Os jogos de Mortal Kombat mudaram bastante desde o primeiro game. Por mais que exista uma historia que se tornou até um modo de jogo, na época do auge nos fliperamas as pessoas só se interessavam pelas batalhas e pelo sangue jorrando. No filme as lutas poderiam ser mais expandidas. Tudo é muito posado. O longa tenciona pegar elementos de Merantau, Operação Invasão ou da saga de Tony Jaa iniciada em Ong Bak, mas não tem lutas tão bem elaboradas.
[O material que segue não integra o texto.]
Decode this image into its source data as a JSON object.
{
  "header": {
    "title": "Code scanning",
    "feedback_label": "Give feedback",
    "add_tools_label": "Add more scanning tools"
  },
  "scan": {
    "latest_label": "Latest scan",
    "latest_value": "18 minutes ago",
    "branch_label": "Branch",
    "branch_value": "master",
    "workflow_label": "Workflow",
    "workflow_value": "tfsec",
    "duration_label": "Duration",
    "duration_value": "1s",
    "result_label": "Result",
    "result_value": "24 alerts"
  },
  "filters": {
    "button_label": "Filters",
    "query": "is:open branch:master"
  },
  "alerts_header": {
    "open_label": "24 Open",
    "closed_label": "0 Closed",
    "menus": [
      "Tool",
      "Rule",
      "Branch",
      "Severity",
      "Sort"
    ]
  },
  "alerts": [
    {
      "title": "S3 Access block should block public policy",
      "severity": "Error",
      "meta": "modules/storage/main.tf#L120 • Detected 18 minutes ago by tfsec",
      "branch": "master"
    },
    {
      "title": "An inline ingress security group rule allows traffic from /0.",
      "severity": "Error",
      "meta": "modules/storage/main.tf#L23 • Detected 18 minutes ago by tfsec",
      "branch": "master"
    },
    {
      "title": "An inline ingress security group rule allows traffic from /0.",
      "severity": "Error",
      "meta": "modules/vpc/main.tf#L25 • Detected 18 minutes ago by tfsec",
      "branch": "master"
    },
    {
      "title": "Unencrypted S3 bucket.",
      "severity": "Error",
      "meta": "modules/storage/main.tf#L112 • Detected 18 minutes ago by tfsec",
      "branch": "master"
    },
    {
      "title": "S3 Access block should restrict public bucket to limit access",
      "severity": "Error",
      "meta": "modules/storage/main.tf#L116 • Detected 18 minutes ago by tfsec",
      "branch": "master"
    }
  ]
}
Outro incomodo são as habilidades arcanas, condição mística dada aos combatentes da Terra como uma dádiva dos Deuses Ancestrais (conhecidos como Elder Gods) e que justifica as habilidades e poderes dos personagens. Isso não tem absolutamente nada a ver com o que se entende por Mortal Kombat, ainda mais se levar em conta o arco de Jax Briggs. Se era para abrir mão de história, como ocorre em Godzilla vs Kong, era melhor dar pouca visibilidade e espaço para isso. Faltou equilíbrio.
A caracterização do personagens também é estranha. O Kano de Josh Lawson até tem alguns bons momentos, mas irrita por ser um cuspidor de referências populares da Warner e não parece o vilão da Red Dragon. Liu Kang, Kung Lao, Rayden, Kabal, Reiko e Myleena são diferentes demais, além de sub aproveitados. Em um jogo que tem quase uma centena de personagens, é natural que ao tentar traduzi-los em tela não haja tempo para todos eles. Nesse ponto, Paul W. S. Anderson acertou em Mortal Kombat (1995) com poucos participantes, sem o mesmo problema que tanto essa produção e Mortal Kombat: Aniquilação possuem, com a maior parte dos personagens entrando em cena somente para agradar os fãs.
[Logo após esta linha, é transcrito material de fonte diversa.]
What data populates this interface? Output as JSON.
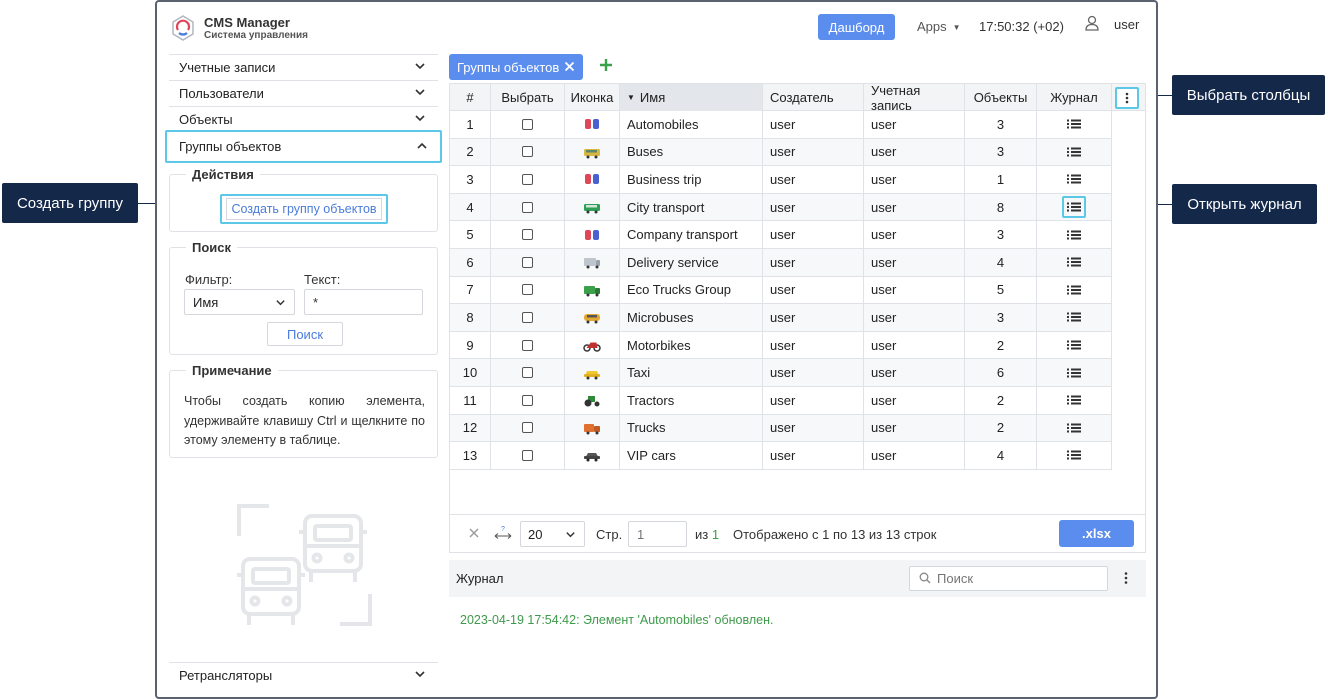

O clímax do filme envolve uma grande batalha simultânea com várias lutas ocorrendo ao mesmo tempo, como já havia sido com Aniquilação. Ao menos há representação de alguns fatalitys. A questão realmente incômoda é a importância dada a Cole Young e a desvalorização de vários personagens clássicos, a exemplo do Príncipe Goro que nem parece ser um antigo campeão do torneio. Fora isso, a história é muito corrida. Além de Cole e um pouco dos membros das Forças Especiais quase não se trabalha o passado e histórico dos personagens. A maioria é mera representação gráfica dos lutadores do jogo. E por mais que haja um sem número de fan services, não compensa a falta de conteúdo.
A recepção para Mortal Kombat seria certamente mais positiva caso fosse apenas um filme de luta como os clássicos trash de Jean-Claude Van Damme como Kickboxer e O Grande Dragão Branco que inspiraram Ed Boon e John Tobias na criação dos jogos. É preciso um torneio qualquer, uma desculpa para as pessoas brigarem e pronto. Aqui, sequer há o torneio. Ao menos há violência gráfica como jamais visto nos materiais oficiais da franquia. O maior dos erros certamente é a pretensão de contar a história de vários personagens em uma única obra. Por mais que o filme tenha seus momentos divertidos, uma reformulação de equipe criativa seria bem vinda para futuras sequências. Não que a fidelidade da história ou o visual seja imprescindível. Mas ao menos a ação precisa ser boa. As lutas precisam empolgar e, como não faltam personagens, seria bom que os acréscimos de elenco fosse de atores com mais experiência em filmes de artes marciais, valorizando aspectos positivos de Mortal Kombat além da sanguinolência.